Racecar driver establishes a rapport with his crew chief his first year in Sprint Cup after a stellar open-wheel career. Crew chief is reassigned halfway through their second season together. Racecar driver begins working with another crew chief … who is fired shortly thereafter. Racecar driver is irate, tells the owner such. Another crew chief slides into a completely unenviable position.
Step right up, Brian Pattie. Here's your big chance.
Pattie, a 32-year-old native of Zephyrhills, began his career at Chip Ganassi Racing building a fruitful Nationwide series program, guiding Jamie McMurray and Reed Sorenson to wins and former Indianapolis 500 winner Dario Franchitti last season in his first NASCAR campaign. Then Donnie Wingo was separated from driver Juan Pablo Montoya, and Jimmy Elledge was terminated. Pattie learned during lunch on a Tuesday that he was in charge, 36 hours before qualifying for the Coca-Cola 600 at Lowe's Motor Speedway.
Montoya finished 30th then went Monday and Tuesday to Pocono Raceway for what Pattie said would be the most important two days of their season. A car that finished among the 12 fastest at the test provided some hope and a launch point. Those two days completed, Pattie discussed a turbulent few weeks after Montoya qualified 35th on Friday for today's race at Dover International Speedway.
So, how are things?
We're trying some stuff, and it's not an overnight thing for sure. We're going in the right direction as a team. We're working really well together. Juan's communication is really good. We're doing a bunch of testing, and we think we'll get the ball rolling, so hopefully (by the time of the July race) at Daytona, we can start hitting the ball hard.

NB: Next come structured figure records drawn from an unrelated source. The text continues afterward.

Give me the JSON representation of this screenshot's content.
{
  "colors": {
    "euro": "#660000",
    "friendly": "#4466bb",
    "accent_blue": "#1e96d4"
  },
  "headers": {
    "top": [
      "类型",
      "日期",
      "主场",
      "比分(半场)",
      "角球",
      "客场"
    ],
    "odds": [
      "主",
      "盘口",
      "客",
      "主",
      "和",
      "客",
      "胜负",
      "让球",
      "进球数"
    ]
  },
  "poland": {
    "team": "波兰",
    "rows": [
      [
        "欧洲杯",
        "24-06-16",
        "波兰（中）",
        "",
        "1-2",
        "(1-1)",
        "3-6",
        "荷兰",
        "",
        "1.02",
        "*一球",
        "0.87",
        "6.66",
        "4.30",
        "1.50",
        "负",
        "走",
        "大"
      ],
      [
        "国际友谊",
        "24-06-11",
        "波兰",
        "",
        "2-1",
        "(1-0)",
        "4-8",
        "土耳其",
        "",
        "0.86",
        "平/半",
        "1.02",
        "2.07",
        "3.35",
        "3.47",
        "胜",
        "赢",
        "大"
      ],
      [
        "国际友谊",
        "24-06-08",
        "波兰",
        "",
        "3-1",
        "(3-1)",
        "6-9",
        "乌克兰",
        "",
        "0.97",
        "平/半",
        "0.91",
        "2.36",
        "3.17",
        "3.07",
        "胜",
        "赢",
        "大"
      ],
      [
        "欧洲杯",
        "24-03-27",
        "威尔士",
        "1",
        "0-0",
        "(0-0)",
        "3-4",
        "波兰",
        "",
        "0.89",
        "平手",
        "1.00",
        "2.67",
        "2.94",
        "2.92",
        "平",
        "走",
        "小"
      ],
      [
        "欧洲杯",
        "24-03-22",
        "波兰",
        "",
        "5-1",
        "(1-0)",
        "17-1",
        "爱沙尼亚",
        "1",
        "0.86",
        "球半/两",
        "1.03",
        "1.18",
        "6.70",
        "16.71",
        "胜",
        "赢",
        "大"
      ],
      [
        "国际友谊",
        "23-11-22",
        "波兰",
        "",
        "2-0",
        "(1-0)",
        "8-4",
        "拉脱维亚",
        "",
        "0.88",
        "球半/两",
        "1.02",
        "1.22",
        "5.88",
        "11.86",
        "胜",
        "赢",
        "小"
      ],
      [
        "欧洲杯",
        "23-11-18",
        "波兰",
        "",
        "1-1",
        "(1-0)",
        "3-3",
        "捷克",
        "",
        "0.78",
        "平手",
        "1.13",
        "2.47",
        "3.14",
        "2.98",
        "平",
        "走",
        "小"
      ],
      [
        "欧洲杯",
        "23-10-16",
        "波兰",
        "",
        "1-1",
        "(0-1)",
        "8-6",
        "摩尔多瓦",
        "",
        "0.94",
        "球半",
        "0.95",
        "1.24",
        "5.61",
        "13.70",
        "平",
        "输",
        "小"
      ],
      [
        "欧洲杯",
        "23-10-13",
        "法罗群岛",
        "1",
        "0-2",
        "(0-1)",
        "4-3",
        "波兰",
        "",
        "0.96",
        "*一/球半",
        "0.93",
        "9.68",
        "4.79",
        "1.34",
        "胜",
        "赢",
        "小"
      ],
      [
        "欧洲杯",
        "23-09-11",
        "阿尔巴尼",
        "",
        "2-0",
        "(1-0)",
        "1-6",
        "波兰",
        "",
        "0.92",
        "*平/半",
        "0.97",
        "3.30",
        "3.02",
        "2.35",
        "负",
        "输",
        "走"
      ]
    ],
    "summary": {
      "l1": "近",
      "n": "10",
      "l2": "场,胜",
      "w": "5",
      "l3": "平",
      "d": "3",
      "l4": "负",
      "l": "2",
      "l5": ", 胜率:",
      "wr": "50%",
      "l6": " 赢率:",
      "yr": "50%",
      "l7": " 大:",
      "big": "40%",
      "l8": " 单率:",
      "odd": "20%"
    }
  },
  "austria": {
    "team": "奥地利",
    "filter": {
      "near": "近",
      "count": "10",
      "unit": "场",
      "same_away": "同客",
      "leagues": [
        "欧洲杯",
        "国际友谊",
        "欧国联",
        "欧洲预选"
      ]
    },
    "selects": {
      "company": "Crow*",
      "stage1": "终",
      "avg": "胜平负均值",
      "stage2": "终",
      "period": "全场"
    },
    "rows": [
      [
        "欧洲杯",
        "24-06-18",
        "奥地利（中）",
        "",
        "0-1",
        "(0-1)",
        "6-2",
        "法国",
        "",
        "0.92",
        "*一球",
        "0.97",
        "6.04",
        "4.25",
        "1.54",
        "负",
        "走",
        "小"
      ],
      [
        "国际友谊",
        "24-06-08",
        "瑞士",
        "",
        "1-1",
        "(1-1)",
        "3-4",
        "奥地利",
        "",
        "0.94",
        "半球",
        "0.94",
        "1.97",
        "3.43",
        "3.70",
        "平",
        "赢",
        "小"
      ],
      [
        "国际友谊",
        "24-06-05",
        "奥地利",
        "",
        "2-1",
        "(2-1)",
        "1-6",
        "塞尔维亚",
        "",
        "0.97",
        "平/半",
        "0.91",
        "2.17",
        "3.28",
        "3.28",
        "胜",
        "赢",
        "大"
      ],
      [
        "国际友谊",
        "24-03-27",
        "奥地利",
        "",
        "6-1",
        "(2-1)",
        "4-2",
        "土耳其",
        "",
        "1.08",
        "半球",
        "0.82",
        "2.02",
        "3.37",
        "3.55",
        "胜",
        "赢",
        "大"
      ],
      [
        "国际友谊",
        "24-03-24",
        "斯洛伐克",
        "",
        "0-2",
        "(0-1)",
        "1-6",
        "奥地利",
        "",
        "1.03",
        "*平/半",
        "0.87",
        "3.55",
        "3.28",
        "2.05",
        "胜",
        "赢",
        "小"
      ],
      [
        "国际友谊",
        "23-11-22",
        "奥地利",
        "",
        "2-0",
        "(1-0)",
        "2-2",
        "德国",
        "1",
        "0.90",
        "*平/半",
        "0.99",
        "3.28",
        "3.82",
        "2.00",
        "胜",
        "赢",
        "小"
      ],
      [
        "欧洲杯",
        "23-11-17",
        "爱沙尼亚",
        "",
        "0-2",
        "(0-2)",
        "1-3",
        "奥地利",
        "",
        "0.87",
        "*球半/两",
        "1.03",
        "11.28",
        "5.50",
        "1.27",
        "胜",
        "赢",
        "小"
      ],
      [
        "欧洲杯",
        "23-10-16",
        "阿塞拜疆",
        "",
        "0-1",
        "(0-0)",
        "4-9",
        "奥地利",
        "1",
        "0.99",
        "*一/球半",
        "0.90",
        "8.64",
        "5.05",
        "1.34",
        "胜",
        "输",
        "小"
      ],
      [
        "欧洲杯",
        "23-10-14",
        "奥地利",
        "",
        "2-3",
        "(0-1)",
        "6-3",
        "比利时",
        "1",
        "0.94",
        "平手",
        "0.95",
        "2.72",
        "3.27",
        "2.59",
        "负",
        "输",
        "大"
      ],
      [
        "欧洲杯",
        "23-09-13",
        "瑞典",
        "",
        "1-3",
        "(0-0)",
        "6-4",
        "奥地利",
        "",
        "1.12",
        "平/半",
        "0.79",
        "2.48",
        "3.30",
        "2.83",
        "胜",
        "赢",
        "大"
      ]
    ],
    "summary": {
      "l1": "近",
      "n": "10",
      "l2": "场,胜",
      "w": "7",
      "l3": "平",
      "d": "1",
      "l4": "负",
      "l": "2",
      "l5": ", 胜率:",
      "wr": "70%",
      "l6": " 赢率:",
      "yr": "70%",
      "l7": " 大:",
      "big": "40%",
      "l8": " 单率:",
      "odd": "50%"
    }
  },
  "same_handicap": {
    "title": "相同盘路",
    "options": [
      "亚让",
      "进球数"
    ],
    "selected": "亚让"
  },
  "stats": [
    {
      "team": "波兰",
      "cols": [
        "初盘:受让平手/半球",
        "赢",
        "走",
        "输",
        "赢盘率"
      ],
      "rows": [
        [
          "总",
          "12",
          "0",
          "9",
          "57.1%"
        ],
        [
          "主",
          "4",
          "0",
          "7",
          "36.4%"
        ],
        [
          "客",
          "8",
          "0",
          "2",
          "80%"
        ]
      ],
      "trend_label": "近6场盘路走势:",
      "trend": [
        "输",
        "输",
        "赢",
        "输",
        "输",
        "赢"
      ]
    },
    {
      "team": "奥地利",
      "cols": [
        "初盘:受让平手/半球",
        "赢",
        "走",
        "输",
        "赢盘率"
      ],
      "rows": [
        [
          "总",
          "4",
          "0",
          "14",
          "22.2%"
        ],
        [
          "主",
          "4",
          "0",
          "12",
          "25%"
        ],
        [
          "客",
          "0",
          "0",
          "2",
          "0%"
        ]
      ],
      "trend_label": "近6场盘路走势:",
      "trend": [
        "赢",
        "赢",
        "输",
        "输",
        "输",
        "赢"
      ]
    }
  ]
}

How sticky a spot were you in considering Montoya's open criticism of Elledge's firing?
We had a sit-down talk, a little ''come-to-Jesus" meeting, I guess you'd call it, Friday after qualifying (at Charlotte). When it first happened, obviously, it was a big shocker to people. I called (Montoya) once the dust settled a little bit because we were trying to get ready for Charlotte and I said, "Hey, dude, this wasn't … I had no idea what's going on. I'm going to help you as best I can," and I don't know if he understood that I was 200 percent behind him and would try to do this right. I figure if I'm going to spend Sundays away from family, I might as well do it with 200 percent effort, and he feels the same way.
I think the more we practice and see the changes that I make and he sees that I'm not a jerk, that I've been doing this for a while and understand I'm trying to feel what he's feeling, we'll be all right.
Did you call Elledge or Wingo for advice on working with your new driver?
We (crew chiefs) hang out every day at the shop. I'm really good friends with all the crew chiefs. It's not like we lack information. Obviously it was a shock, and once we got past the chaos that went on, it'll be all right. Jimmy is going to be fine, I'll be fine. In the end it will all work out, but obviously, I hate to see any friends of mine get fired. Donnie, I've leaned on him since I've been here, so now he's going to get leaned on a little harder.
How much pressure is there working for someone who will make personnel changes, driver or crew chief, so quickly?
It definitely keeps you on your toes. You respect a guy who wants to get better and isn't okay with running mid pack. And neither are we, so if a chemistry change is needed — not saying that anybody is doing a bad job or is not giving the commitment — if a little spark is needed, he'll keep you from getting complacent.
Have you been told you are interim crew chief, or is every position interim in that race shop?
You'd have to ask upper management about that. I'm just trying to do the best I can with what I have. It's a big challenge for me, and I think its through the end of the year, but if Chip and Juan find someone else they would like, I'll do whatever the company needs. I want to win races. I think I can do that shortly. We're going in the right direction.